Dr. Schilling said the new missile could represent a replacement for the Musudan, an intermediate-range missile. Last year, most flight tests of the Musudan ended in flames, giving it an overall failure rate of 88 percent. That led the North to suspect that the United States was sabotaging its missile programs.

The longer range of the new missile, Dr. Schilling wrote, might give it better odds of attacking Guam successfully but would fail to change the strategic balance. “There aren’t really any interesting targets” other than the American base, he said.

Dr.
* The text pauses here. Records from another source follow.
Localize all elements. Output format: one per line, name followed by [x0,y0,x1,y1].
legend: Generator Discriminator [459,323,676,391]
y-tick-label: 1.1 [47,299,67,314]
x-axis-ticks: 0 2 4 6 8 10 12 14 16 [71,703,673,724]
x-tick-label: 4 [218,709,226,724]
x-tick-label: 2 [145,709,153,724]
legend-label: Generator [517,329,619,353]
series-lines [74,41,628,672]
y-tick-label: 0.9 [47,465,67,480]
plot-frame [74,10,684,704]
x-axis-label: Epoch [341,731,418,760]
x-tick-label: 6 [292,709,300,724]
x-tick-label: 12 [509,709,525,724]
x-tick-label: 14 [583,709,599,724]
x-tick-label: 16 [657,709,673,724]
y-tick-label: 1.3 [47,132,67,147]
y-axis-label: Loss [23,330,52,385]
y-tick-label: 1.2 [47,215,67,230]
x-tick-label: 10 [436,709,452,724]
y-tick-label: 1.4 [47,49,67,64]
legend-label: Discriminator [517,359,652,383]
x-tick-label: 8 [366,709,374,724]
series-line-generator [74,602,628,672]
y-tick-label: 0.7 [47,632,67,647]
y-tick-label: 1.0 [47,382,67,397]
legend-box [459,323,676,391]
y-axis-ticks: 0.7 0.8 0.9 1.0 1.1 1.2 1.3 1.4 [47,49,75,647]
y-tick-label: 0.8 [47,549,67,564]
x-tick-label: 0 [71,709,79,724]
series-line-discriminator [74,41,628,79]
Schilling called the most interesting feature of the new vehicle its potential for “demonstrating technologies and systems to be used in future ICBMs,” including the KN-08 and a related long-range missile known as the KN-14.

Repeated flights of the new missile, he wrote, “would allow North Korea to conduct at least some of the testing necessary to develop an operational ICBM, without actually launching ICBMs, particularly if it includes the same rocket engines.”

Over all, Dr. Schilling concluded, it seems possible that North Korea with this single test flight of the new missile might already have moved “closer to an operational ICBM than had been previously estimated.” American cities will not be at risk tomorrow, or any time this year, he added, since some flight testing would still have to be done with a full-scale system.

Still, he added that the novel situation called for a reassessment of the North’s emerging skills in making an intercontinental ballistic missile.

Dr. Wright agreed that the successful test flight represented a major step forward. “If they’ve got a system with a new engine and can scale that up,” he said, “they’ve got a pretty believable path to an ICBM.”

In political signaling, he added, what the North’s test is telling the West is: “Hey, we’re on our way. If you want to talk, now’s the time to do it.”